A month ago, Microsoft took the unprecedented step of issuing security patches for Windows XP, an edition supposedly interred in Support Cemetery more than three years ago.
The decision to help aged personal computers running Windows XP — as well as also-retired Windows 8 and Windows Server 2003 — was intended to slow the spread of the “WannaCry” ransomware, which encrypted files on hundreds of thousands of PCs worldwide. The cyber criminals than tried to extort payments from the machines’ owners in return for unlocking the files.
WannaCry’s rapid spread was credited to its exploit of a Windows vulnerability, one that Microsoft had patched in March on still-supported versions, such as Windows 7 and Windows Server 2008.
But after WannaCry wreaked its havoc and Microsoft reversed its long-standing policy against free fixes for older operating systems, Computerworld had questions, both about the criticism aimed at seemingly every party except the attackers, as well as what Microsoft’s release of patches portended.
Computerworld put those questions to two patch experts: Susan Bradley, a computer network and security consultant known for her writing on Windows patching processes in the Windows Secrets newsletter; and Chris Goettl, product manager with patch management vendor Ivanti.
Their responses have been edited for length.
What does Microsoft owe users of retired products when a serious event occurs, as with WannaCry? Does it owe them patches in most cases? Every case? Some have argued that it does.
BRADLEY: I don’t think Microsoft owes us patches. We have a clear support statement. We can purchase support if we choose to. We clearly have decided that the risk of being unsupported was acceptable. We made the decision. Now we are paying the price (literally, in some cases).
GOETTL: In the case of retired software, Microsoft doesn’t owe their customers anything. One of the challenges of being a vendor is that you do need to move your products forward, and maintaining old platforms becomes a resource drag, acting like a sea anchor. Anyone who wants to stay on an older platform can, and Microsoft has created extended support programs for customers who wish to keep those platforms secure.
Post-WannaCry, critics blamed, among others, IT administrators for allowing out-of-support systems to remain in use. What circumstances and conditions impede retiring older operating systems or products? Why do firms keep running, say, Windows XP, when everyone knows that they are insecure?
BRADLEY: A combination of lack of resources for upgrades, or there is no comparable product to upgrade to that gives you equivalent functionality. It takes time and resources to test and ensure that there is vendor support, ensuring that your current software works with it. [Or] the device may [run] Windows XP Embedded, and thus you have to buy a whole new device, not just upgrade the hardware.
GOETTL: No one group holds the blame.
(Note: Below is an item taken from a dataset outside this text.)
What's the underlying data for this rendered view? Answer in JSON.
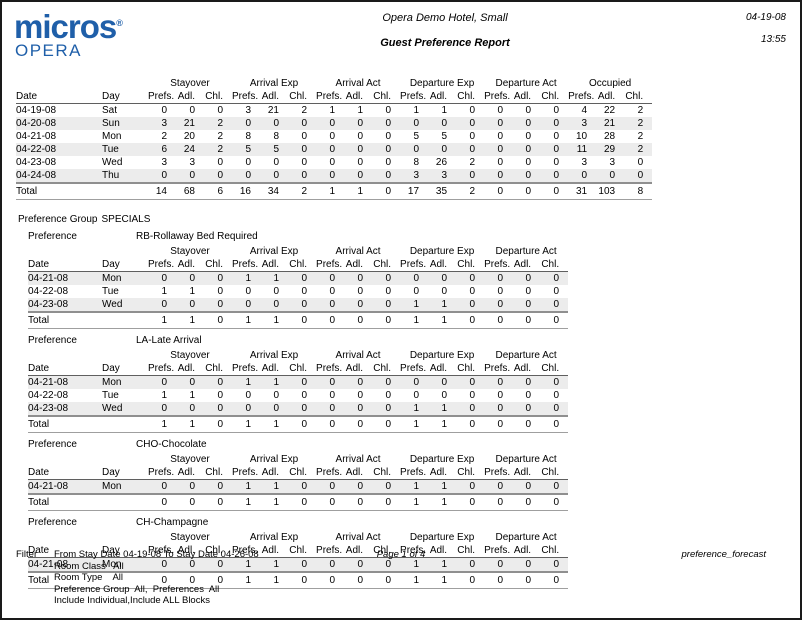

In many cases the business holds IT back by holding on to legacy systems that cannot run on newer platforms. In some cases, the cost to update the backend system may be significant, forcing the endpoint to remain on a system that is now out of date or — if it is highly customized or built by a company that no longer exists — it may be down to staying on the old system or having to migrate a business-critical system to an entirely new platform.
Other critics panned companies that had not deployed the March security updates to still-in-support Windows PCs by the time WannaCry hit. But what is an “average” patch time among Microsoft’s commercial customers? Is it legitimate to expect a business to be fully patched 60 days after updates are available? 30 days? 90 days?
BRADLEY: Normally, for good patchers, I see a lag of no more than 30 to 60 days. But this pointed out we still suck at getting updates installed — even in places where the servers should be managed and maintained.
GOETTL: I have seen stats over the years ranging from 60 to even 120 days. What we recommend at Ivanti is to ensure critical OS updates get rolled out within two to four weeks. Applications that are highly targeted (Chrome, IE, Firefox, Flash, [Adobe] Reader, Office) in two weeks or less. We know it can be done and see companies doing it … in complex environments across tens of thousands, and in some cases hundreds of thousands, of endpoints.
Will offering patches for products out of support get more complicated once Windows 10 has gone through several additional upgrades? What will Microsoft do if, say, a serious security event occurs early next year that impacts versions 1507 and 1511, after both have been knocked off the support list? By January 2020, when Microsoft retires Windows 7, six versions of Windows 10 will have fallen from support. What happens if a critical threat occurs then?
BRADLEY: The people I’ve seen struggling the most with getting patches installed aren’t even on Windows 10. So, the first thing that Microsoft needs to do is still address what is keeping us off of Windows 10. Once we’re [there], then they need to ensure better compatibility and lack of issues between the releases.
[But to answer the question], as many times as Microsoft annoys me with their seemingly heavy-handed actions, remember that people in a conference room make the decision. And every time one of these events [happens] where customers are really getting hurt, Microsoft does the right thing and protects us.
GOETTL: I think Microsoft plans to be more aggressive with EoLs [End-of-life] of older branches [of Windows 10]. I am not sure we can expect them to do the extended support as they have done in the past. They established the Long-term Servicing Branch for that purpose. You either need to adopt that from the beginning or get on the treadmill and keep up with the branch upgrades.